Sun, August 10, 12:00 to 1:30pm, West Tower, Hyatt Regency Chicago, Floor: Ballroom Level/Gold, Atlanta

Abstract

What is a knowledge crisis? How does it revolve around an “actual” public crisis? This paper examines how the Centers for Disease Control and Prevention (CDC) and related government agencies categorize, collect, and interpret drug-related public health data from 1982 to 2023. Based on 659 documents from CDC Archives, 265 CDC Morbidity and Mortality Weekly Reports (MMWR), 69 Data Briefs from the National Center for Health Statistics (NCHS), and current publicly available information on the CDC website, it shows how technological innovations and infrastructural changes, such as the Mortality Medical Indexing, Classification, and Retrieval System (MICAR) and the Prescription Behavior Surveillance System (PBSS), improved the accuracy and efficiency of collecting nationally representative data on drug use. On the other hand, the logic and mechanism in generating quantifiable data – agglomeration and counting – resonate with the data collected – mortality cases and emergency department visits – to reinforce a focus on types of drugs causing overdose death. In turn, they contributed to the emphasis on quick response in recent programs, such as the Overdose Data to Action (OD2A).
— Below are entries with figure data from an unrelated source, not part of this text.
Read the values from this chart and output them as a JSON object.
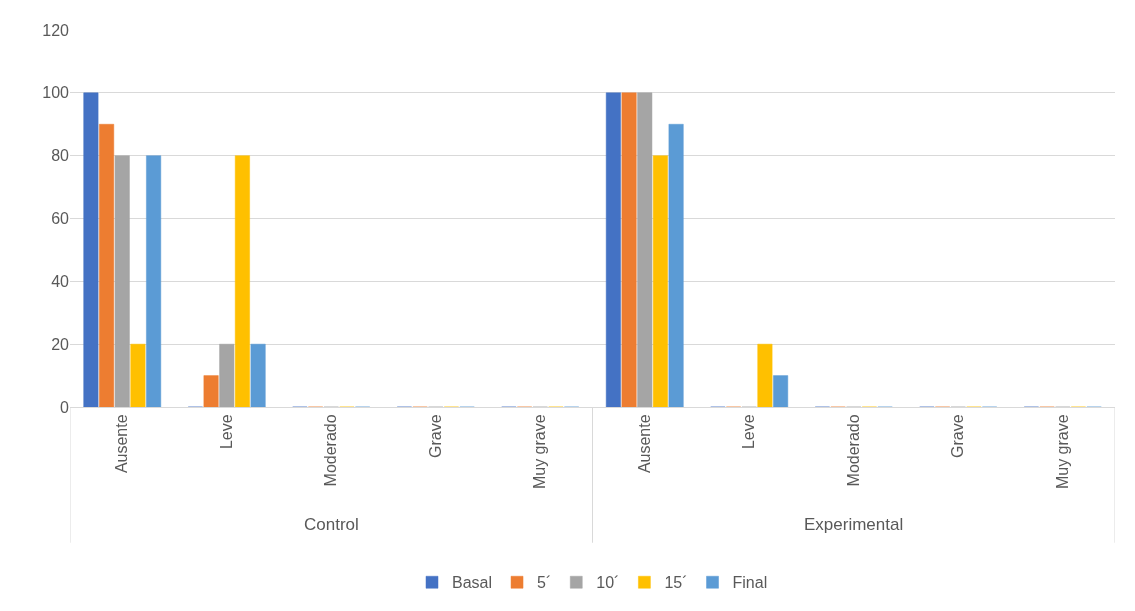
{
  "chart_data": {
    "type": "bar",
    "categories": [
      "Ausente",
      "Leve",
      "Moderado",
      "Grave",
      "Muy grave",
      "Ausente",
      "Leve",
      "Moderado",
      "Grave",
      "Muy grave"
    ],
    "series": [
      {
        "name": "Basal",
        "color": "#4472c4",
        "values": [
          100,
          0,
          0,
          0,
          0,
          100,
          0,
          0,
          0,
          0
        ]
      },
      {
        "name": "5´",
        "color": "#ed7d31",
        "values": [
          90,
          10,
          0,
          0,
          0,
          100,
          0,
          0,
          0,
          0
        ]
      },
      {
        "name": "10´",
        "color": "#a5a5a5",
        "values": [
          80,
          20,
          0,
          0,
          0,
          100,
          0,
          0,
          0,
          0
        ]
      },
      {
        "name": "15´",
        "color": "#ffc000",
        "values": [
          20,
          80,
          0,
          0,
          0,
          80,
          20,
          0,
          0,
          0
        ]
      },
      {
        "name": "Final",
        "color": "#5b9bd5",
        "values": [
          80,
          20,
          0,
          0,
          0,
          90,
          10,
          0,
          0,
          0
        ]
      }
    ],
    "annotations": [
      "Control",
      "Experimental"
    ],
    "ylim": [
      0,
      120
    ],
    "yticks": [
      0,
      20,
      40,
      60,
      80,
      100,
      120
    ],
    "grid": "y",
    "legend": "bottom"
  }
}
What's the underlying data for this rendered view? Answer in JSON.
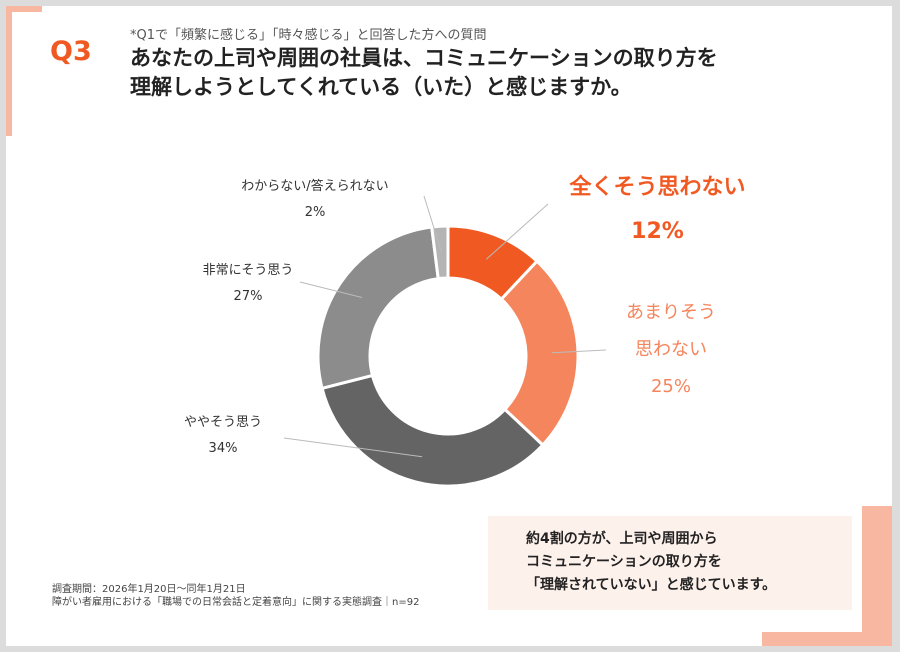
{
  "header": {
    "q_label": "Q3",
    "subtitle": "*Q1で「頻繁に感じる」「時々感じる」と回答した方への質問",
    "title_line1": "あなたの上司や周囲の社員は、コミュニケーションの取り方を",
    "title_line2": "理解しようとしてくれている（いた）と感じますか。"
  },
  "chart_data": {
    "type": "pie",
    "donut": true,
    "categories": [
      "全くそう思わない",
      "あまりそう思わない",
      "ややそう思う",
      "非常にそう思う",
      "わからない/答えられない"
    ],
    "values": [
      12,
      25,
      34,
      27,
      2
    ],
    "unit": "%",
    "colors": [
      "#f05a22",
      "#f5855c",
      "#646464",
      "#8c8c8c",
      "#b4b4b4"
    ],
    "labels": [
      {
        "lines": [
          "全くそう思わない"
        ],
        "value": "12%"
      },
      {
        "lines": [
          "あまりそう",
          "思わない"
        ],
        "value": "25%"
      },
      {
        "lines": [
          "ややそう思う"
        ],
        "value": "34%"
      },
      {
        "lines": [
          "非常にそう思う"
        ],
        "value": "27%"
      },
      {
        "lines": [
          "わからない/答えられない"
        ],
        "value": "2%"
      }
    ]
  },
  "callout": {
    "line1": "約4割の方が、上司や周囲から",
    "line2": "コミュニケーションの取り方を",
    "line3": "「理解されていない」と感じています。"
  },
  "footnote": {
    "line1": "調査期間：2026年1月20日〜同年1月21日",
    "line2": "障がい者雇用における「職場での日常会話と定着意向」に関する実態調査｜n=92"
  }
}
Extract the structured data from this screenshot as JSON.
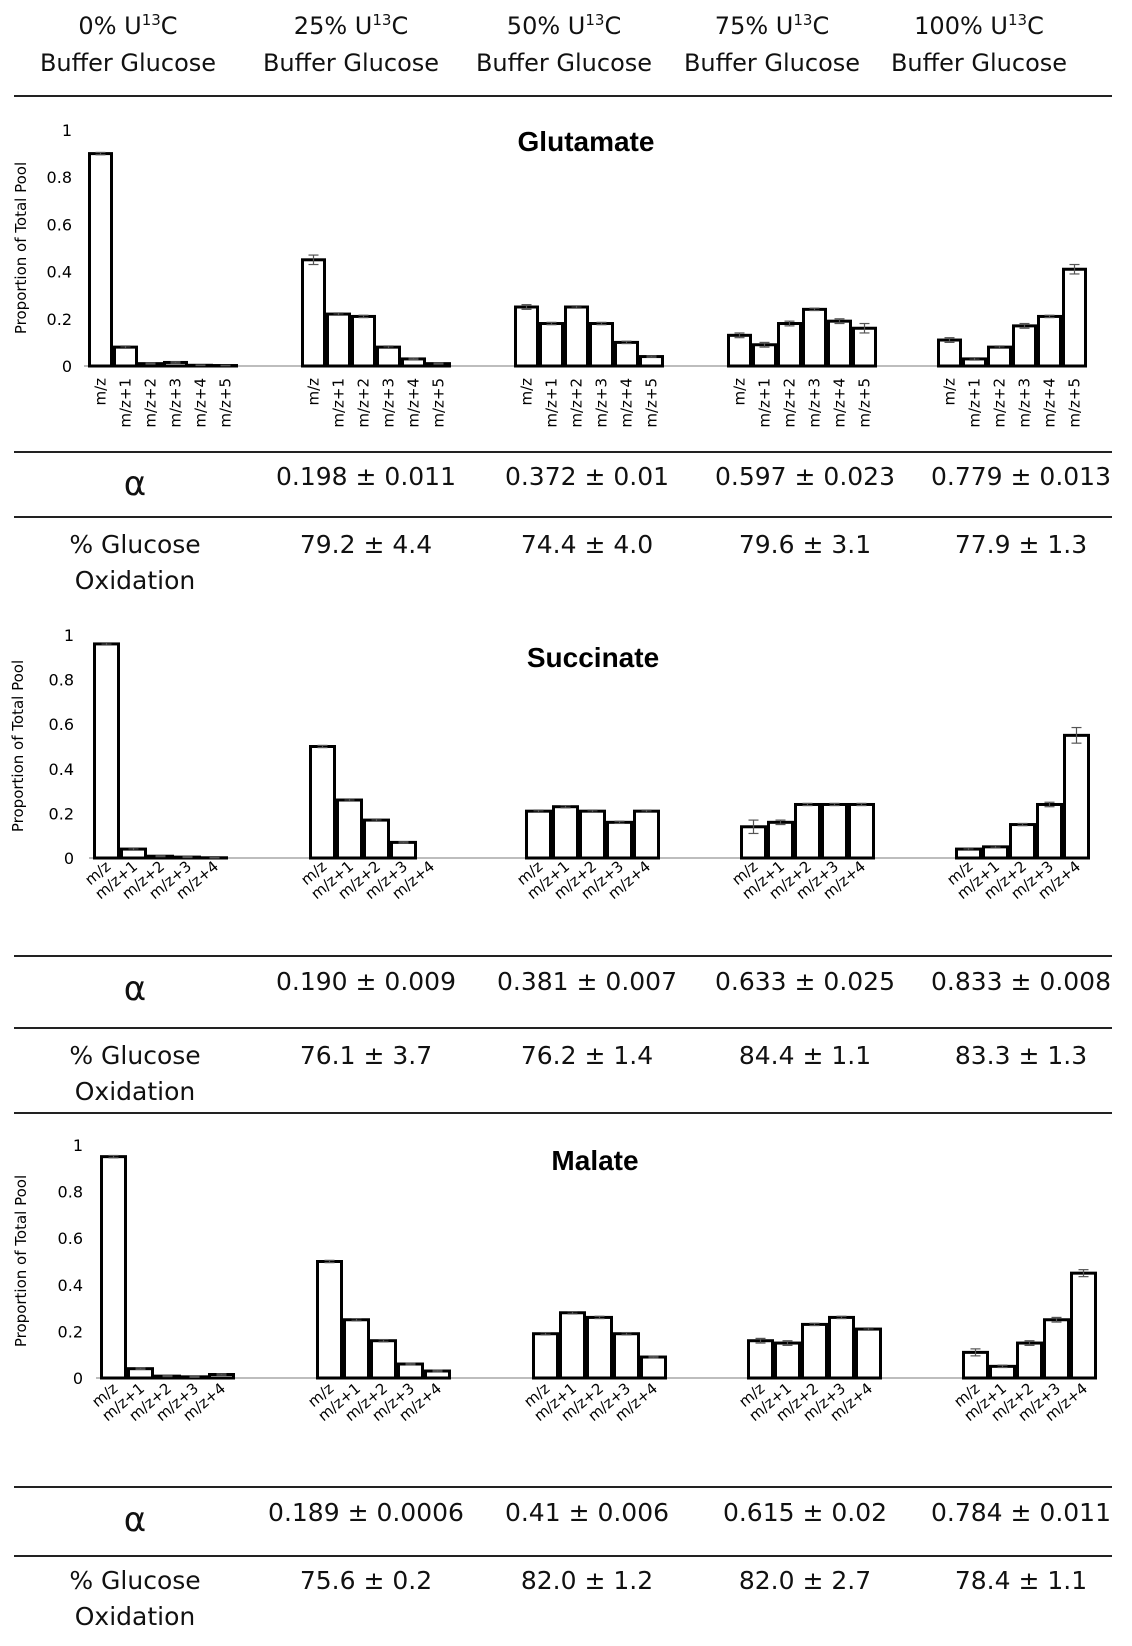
{
  "headers": [
    {
      "pct": "0% U",
      "sup": "13",
      "tail": "C",
      "line2": "Buffer Glucose"
    },
    {
      "pct": "25% U",
      "sup": "13",
      "tail": "C",
      "line2": "Buffer Glucose"
    },
    {
      "pct": "50% U",
      "sup": "13",
      "tail": "C",
      "line2": "Buffer Glucose"
    },
    {
      "pct": "75% U",
      "sup": "13",
      "tail": "C",
      "line2": "Buffer Glucose"
    },
    {
      "pct": "100% U",
      "sup": "13",
      "tail": "C",
      "line2": "Buffer Glucose"
    }
  ],
  "sections": [
    {
      "alpha_symbol": "α",
      "alpha": [
        "0.198 ± 0.011",
        "0.372 ± 0.01",
        "0.597 ± 0.023",
        "0.779 ± 0.013"
      ],
      "oxidation_label": [
        "% Glucose",
        "Oxidation"
      ],
      "oxidation": [
        "79.2 ± 4.4",
        "74.4 ± 4.0",
        "79.6 ± 3.1",
        "77.9 ± 1.3"
      ]
    },
    {
      "alpha_symbol": "α",
      "alpha": [
        "0.190 ± 0.009",
        "0.381 ± 0.007",
        "0.633 ± 0.025",
        "0.833 ± 0.008"
      ],
      "oxidation_label": [
        "% Glucose",
        "Oxidation"
      ],
      "oxidation": [
        "76.1 ± 3.7",
        "76.2 ± 1.4",
        "84.4 ± 1.1",
        "83.3 ± 1.3"
      ]
    },
    {
      "alpha_symbol": "α",
      "alpha": [
        "0.189 ± 0.0006",
        "0.41 ± 0.006",
        "0.615 ± 0.02",
        "0.784 ± 0.011"
      ],
      "oxidation_label": [
        "% Glucose",
        "Oxidation"
      ],
      "oxidation": [
        "75.6 ± 0.2",
        "82.0 ± 1.2",
        "82.0 ± 2.7",
        "78.4 ± 1.1"
      ]
    }
  ],
  "chart_data": [
    {
      "type": "bar",
      "title": "Glutamate",
      "ylabel": "Proportion of Total Pool",
      "ylim": [
        0,
        1
      ],
      "yticks": [
        0,
        0.2,
        0.4,
        0.6,
        0.8,
        1
      ],
      "ytick_labels": [
        "0",
        "0.2",
        "0.4",
        "0.6",
        "0.8",
        "1"
      ],
      "categories": [
        "m/z",
        "m/z+1",
        "m/z+2",
        "m/z+3",
        "m/z+4",
        "m/z+5"
      ],
      "tick_rotation": 90,
      "groups": [
        {
          "values": [
            0.9,
            0.08,
            0.01,
            0.015,
            0.003,
            0.002
          ],
          "errors": [
            0.005,
            0.005,
            0.002,
            0.003,
            0.001,
            0.001
          ]
        },
        {
          "values": [
            0.45,
            0.22,
            0.21,
            0.08,
            0.03,
            0.01
          ],
          "errors": [
            0.02,
            0.005,
            0.005,
            0.005,
            0.003,
            0.002
          ]
        },
        {
          "values": [
            0.25,
            0.18,
            0.25,
            0.18,
            0.1,
            0.04
          ],
          "errors": [
            0.01,
            0.005,
            0.005,
            0.005,
            0.005,
            0.003
          ]
        },
        {
          "values": [
            0.13,
            0.09,
            0.18,
            0.24,
            0.19,
            0.16
          ],
          "errors": [
            0.01,
            0.01,
            0.01,
            0.005,
            0.01,
            0.02
          ]
        },
        {
          "values": [
            0.11,
            0.03,
            0.08,
            0.17,
            0.21,
            0.41
          ],
          "errors": [
            0.01,
            0.005,
            0.005,
            0.01,
            0.005,
            0.02
          ]
        }
      ]
    },
    {
      "type": "bar",
      "title": "Succinate",
      "ylabel": "Proportion of Total Pool",
      "ylim": [
        0,
        1
      ],
      "yticks": [
        0,
        0.2,
        0.4,
        0.6,
        0.8,
        1
      ],
      "ytick_labels": [
        "0",
        "0.2",
        "0.4",
        "0.6",
        "0.8",
        "1"
      ],
      "categories": [
        "m/z",
        "m/z+1",
        "m/z+2",
        "m/z+3",
        "m/z+4"
      ],
      "tick_rotation": 40,
      "groups": [
        {
          "values": [
            0.96,
            0.04,
            0.008,
            0.004,
            0.001
          ],
          "errors": [
            0.005,
            0.005,
            0.002,
            0.002,
            0.001
          ]
        },
        {
          "values": [
            0.5,
            0.26,
            0.17,
            0.07,
            0.0
          ],
          "errors": [
            0.005,
            0.005,
            0.005,
            0.003,
            0.0
          ]
        },
        {
          "values": [
            0.21,
            0.23,
            0.21,
            0.16,
            0.21
          ],
          "errors": [
            0.005,
            0.005,
            0.005,
            0.005,
            0.005
          ]
        },
        {
          "values": [
            0.14,
            0.16,
            0.24,
            0.24,
            0.24
          ],
          "errors": [
            0.03,
            0.01,
            0.005,
            0.005,
            0.005
          ]
        },
        {
          "values": [
            0.04,
            0.05,
            0.15,
            0.24,
            0.55
          ],
          "errors": [
            0.005,
            0.005,
            0.005,
            0.01,
            0.035
          ]
        }
      ]
    },
    {
      "type": "bar",
      "title": "Malate",
      "ylabel": "Proportion of Total Pool",
      "ylim": [
        0,
        1
      ],
      "yticks": [
        0,
        0.2,
        0.4,
        0.6,
        0.8,
        1
      ],
      "ytick_labels": [
        "0",
        "0.2",
        "0.4",
        "0.6",
        "0.8",
        "1"
      ],
      "categories": [
        "m/z",
        "m/z+1",
        "m/z+2",
        "m/z+3",
        "m/z+4"
      ],
      "tick_rotation": 40,
      "groups": [
        {
          "values": [
            0.95,
            0.04,
            0.008,
            0.005,
            0.015
          ],
          "errors": [
            0.005,
            0.003,
            0.002,
            0.002,
            0.003
          ]
        },
        {
          "values": [
            0.5,
            0.25,
            0.16,
            0.06,
            0.03
          ],
          "errors": [
            0.005,
            0.005,
            0.005,
            0.003,
            0.003
          ]
        },
        {
          "values": [
            0.19,
            0.28,
            0.26,
            0.19,
            0.09
          ],
          "errors": [
            0.005,
            0.005,
            0.005,
            0.005,
            0.003
          ]
        },
        {
          "values": [
            0.16,
            0.15,
            0.23,
            0.26,
            0.21
          ],
          "errors": [
            0.01,
            0.01,
            0.005,
            0.005,
            0.005
          ]
        },
        {
          "values": [
            0.11,
            0.05,
            0.15,
            0.25,
            0.45
          ],
          "errors": [
            0.015,
            0.005,
            0.01,
            0.01,
            0.015
          ]
        }
      ]
    }
  ]
}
Complementing sociological and STS studies on knowledge crisis with the Foucauldian concept of problematization, this paper offers a conceptual framework for understanding how data categories, public policies, and government agencies shape the outlook of a crisis and transform expertise. By presenting the opioid crisis as an anti-crisis – a knowledge crisis demarcated and designated by existing knowledge networks instead of driven by epistemic contests, it shows how moments of truth – collective recognition of a social problem – are conditioned by available data telling the truth.